Big Data’s Impact on Litigation

Big data is one of those vague phrases like “the cloud” or “artificial intelligence.” We understand conceptually what it is, but the specifics are beyond how we think about it in our daily lives.

We understand that data is everywhere, but most of us seldom give thought to its impact at an individual or societal level. We give up privacy in exchange for convenience – whether that means news feeds or search results tailored to our preferences, thermostats that know when we are at home, or smartphone apps that know which coffee shop we visit on our way to work. 

This information that is shared behind the scenes is coupled with the data we openly broadcast on social media channels, where we announce when we are out of town, what we had for lunch, and what our thoughts are on our co-workers, politics, religion and clothing brands. From status updates and internet searches to questions asked of our smart home assistants, we are providing a steady stream of data to businesses that are using this information to build elaborate customer profiles on each of us. 

The nebulous conglomeration of all of this information is the substance of big data. And its existence provides a new set of challenges and opportunities in legislation.

Big data has blurred the line between what types of evidence can be presented as courts continue to examine the nature of all of this personal data in regard to litigation. The availability of personal social media posts and even private messages are potentially accessible in company litigation. With the increasing popularity of BYOD (bring your own device) programs across businesses and the ubiquity of smartphones, the line between professional and personal communications is not yet clearly defined. In coming years, determinations on the admissibility of big data collected on organizations and individuals will have significant impacts on the practice of law.

It is essential, therefore, for businesses and attorneys to understand its implications.

How Big is Big?

Big data consists of large, complex datasets from multiple sources. These datasets are so big that traditional data processing software can’t manage them. Big data is defined by the volume, variety, and velocity of the data. 


  • Ninety percent of the world’s data has been created in the last two years alone. This number is expected to double every two years, totaling 40,000 exabytes by 2020.
  • The volume of data created by U.S. companies alone each year is enough to fill 10,000 Libraries of Congress.
  • By 2020, there will be more than 50 billion smart connected devices in the world, collecting, analyzing and sharing data.


Traditional data was structured and could be stored in a relational database. There were defined fields and categories that could be searched. Big data comes in an unstructured format from a variety of sources and types, including text, audio, video, web server logs, social media information, streaming data from sensors, and e-mail transaction.


Velocity refers to the speed at which big data is processed. The handling and manipulation of this data would not have been possible with the computing power that existed just a few years ago.

Managing and Mitigating Liabilities

With the volumes of data flowing into and out of companies to and from customers, clients, vendors and partners, the importance of information governance and information security policies is increasing exponentially. The loss or misuse of customer data has serious ramifications. 
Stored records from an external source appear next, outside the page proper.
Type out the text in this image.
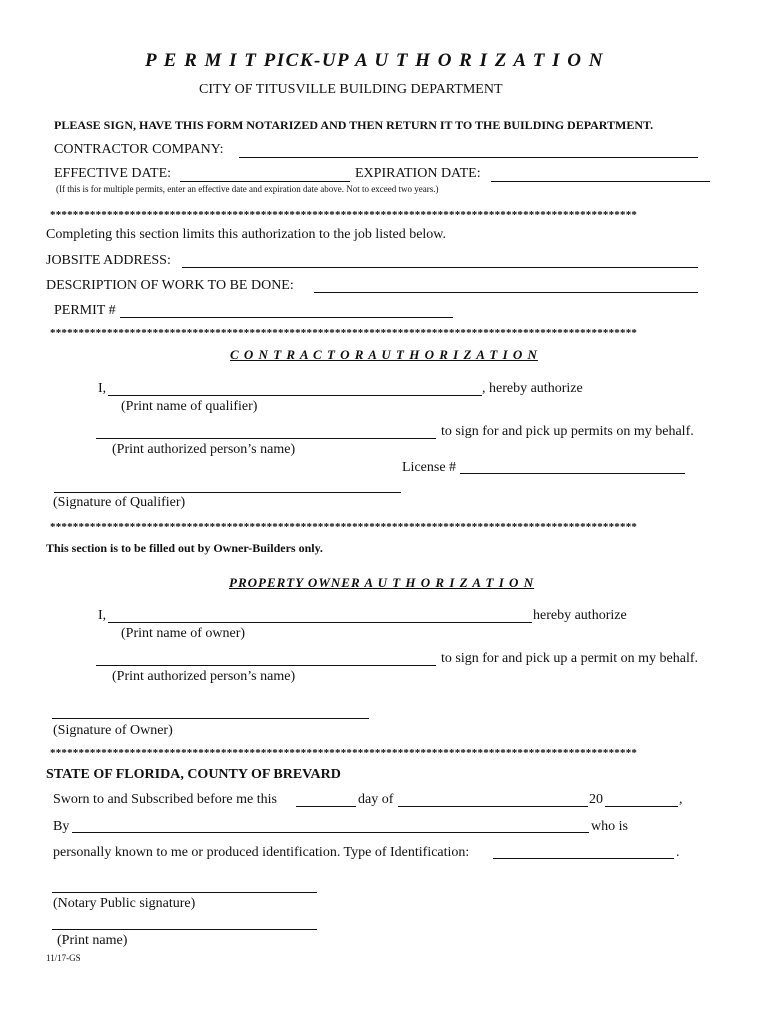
P E R M I T PICK-UP A U T H O R I Z A T I O N
CITY OF TITUSVILLE BUILDING DEPARTMENT
PLEASE SIGN, HAVE THIS FORM NOTARIZED AND THEN RETURN IT TO THE BUILDING DEPARTMENT.
CONTRACTOR COMPANY:
EFFECTIVE DATE:	EXPIRATION DATE:
(If this is for multiple permits, enter an effective date and expiration date above. Not to exceed two years.)
*******************************************************************************************************
Completing this section limits this authorization to the job listed below.
JOBSITE ADDRESS:
DESCRIPTION OF WORK TO BE DONE:
PERMIT #
*******************************************************************************************************
C O N T R A C T O R A U T H O R I Z A T I O N
I,	, hereby authorize
(Print name of qualifier)
to sign for and pick up permits on my behalf.
(Print authorized person’s name)
License #
(Signature of Qualifier)
*******************************************************************************************************
This section is to be filled out by Owner-Builders only.
PROPERTY OWNER A U T H O R I Z A T I O N
I,	hereby authorize
(Print name of owner)
to sign for and pick up a permit on my behalf.
(Print authorized person’s name)
(Signature of Owner)
*******************************************************************************************************
STATE OF FLORIDA, COUNTY OF BREVARD
Sworn to and Subscribed before me this	day of	20	,
By	who is
personally known to me or produced identification. Type of Identification:	.
(Notary Public signature)
(Print name)
11/17-GS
Companies no longer have the luxury of treating information governance as a reactionary tool to be produced only in the event of litigation. Businesses must develop ongoing, reliable and repeatable processes to handle the data they collect and store – not waiting until after the threat of litigation.

Information Governance

Ongoing information governance and analytics is crucial to not only operational but also legal success for client organizations.

“Information is the oil of the 21st century,
and analytics is the combustion engine.”

~ Peter Sondergaard

The EDRM Model

Big data is meaningless without a way to collect and process it. With data volumes doubling in size about every two years, organizations are struggling to find ways to contain and utilize it. Companies around the globe are working on figuring out how to refine overwhelming amounts of data into usable, actionable information. This is as important for attorneys as it is for marketers, developers, and business leaders. 
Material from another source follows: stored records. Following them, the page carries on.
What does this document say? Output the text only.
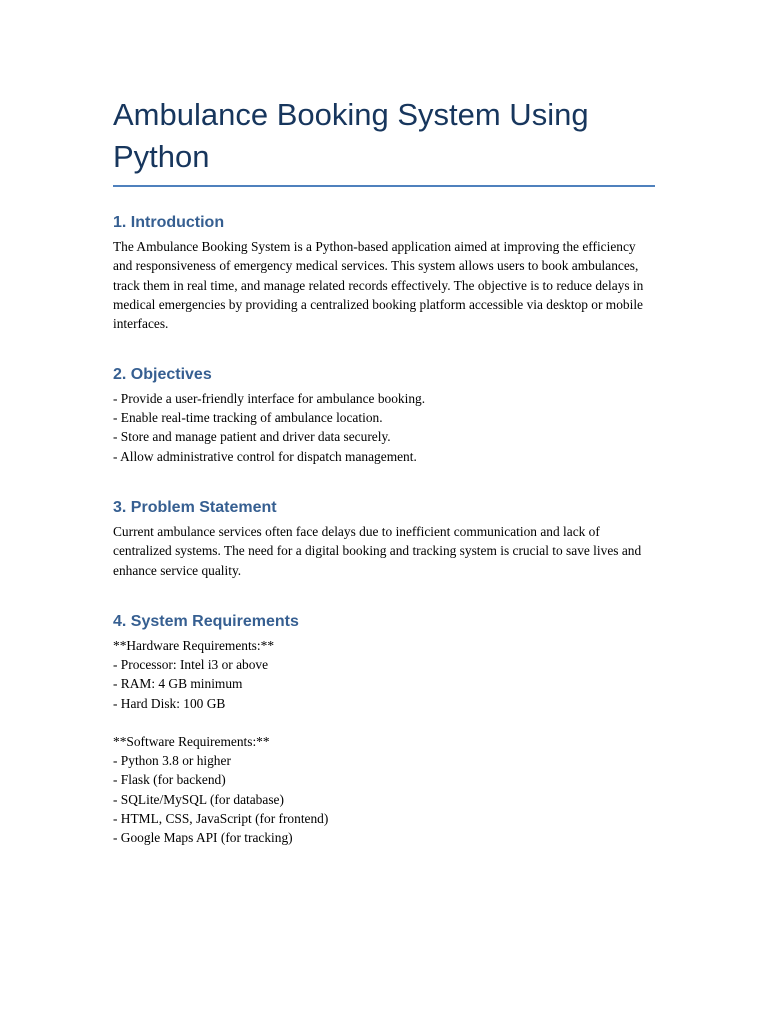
Ambulance Booking System Using Python
1. Introduction

The Ambulance Booking System is a Python-based application aimed at improving the efficiency and responsiveness of emergency medical services. This system allows users to book ambulances, track them in real time, and manage related records effectively. The objective is to reduce delays in medical emergencies by providing a centralized booking platform accessible via desktop or mobile interfaces.

2. Objectives

- Provide a user-friendly interface for ambulance booking.

- Enable real-time tracking of ambulance location.

- Store and manage patient and driver data securely.

- Allow administrative control for dispatch management.

3. Problem Statement

Current ambulance services often face delays due to inefficient communication and lack of centralized systems. The need for a digital booking and tracking system is crucial to save lives and enhance service quality.

4. System Requirements

**Hardware Requirements:**

- Processor: Intel i3 or above

- RAM: 4 GB minimum

- Hard Disk: 100 GB

**Software Requirements:**

- Python 3.8 or higher

- Flask (for backend)

- SQLite/MySQL (for database)

- HTML, CSS, JavaScript (for frontend)

- Google Maps API (for tracking)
The field of data analytics focuses on the examination of vast and varied datasets to uncover information such as hidden patterns, correlations, and trends in the data. Just as businesses use big data to improve customer service or increase profitability, attorneys must learn to use big data to better serve their clients. 

Through the use of legal analytics, firms can clarify existing documentation and extract factual information from exceedingly large datasets. With the flood of information now available, lawyers must shift to the new paradigm of automation and analytics to provide the most efficient delivery of legal services. It is important for all attorneys to understand the nature of big data and its implications, as its availability will permeate litigation in years to come.

Legal analytics are especially crucial in document review and discovery.

EDRM Stages

The Electronic Discovery Reference Model (EDRM) is a framework that outlines standards for the recovery and discovery and of digital data. It is meant to serve as a conceptual standard for the eDiscovery process.

  • Information Governance: This ongoing management process refers to daily operational handling of electronically stored information (ESI) from creation to final disposition.
  • Identification: Locating all potential sources of ESI and determining scope.
  • Preservation: Ensuring ESI is protected against inappropriate alteration or destruction.
  • Collection: Gathering ESI for use in the eDiscovery process.
  • Processing: Initial conversion to a usable format for review and analysis and reduction of the dataset.
  • Review: Evaluating ESI for relevance and privilege.
  • Analysis: Evaluating ESI for content and context, including key patterns, topics, people and discussion.
  • Production: Delivering ESI to others in appropriate forms.
  • Presentation: Presenting ESI at depositions, hearings or trials.

An effective and ongoing EDRM strategy is of crucial importance to attorneys and the clients they serve, especially considering the direction of court rulings regarding document retention and delivery. Improper data management could result in severe sanctions. Courts are increasingly unsympathetic to the argument that a defendant does not have adequate financial, human or technical resources to comply with eDiscovery requests.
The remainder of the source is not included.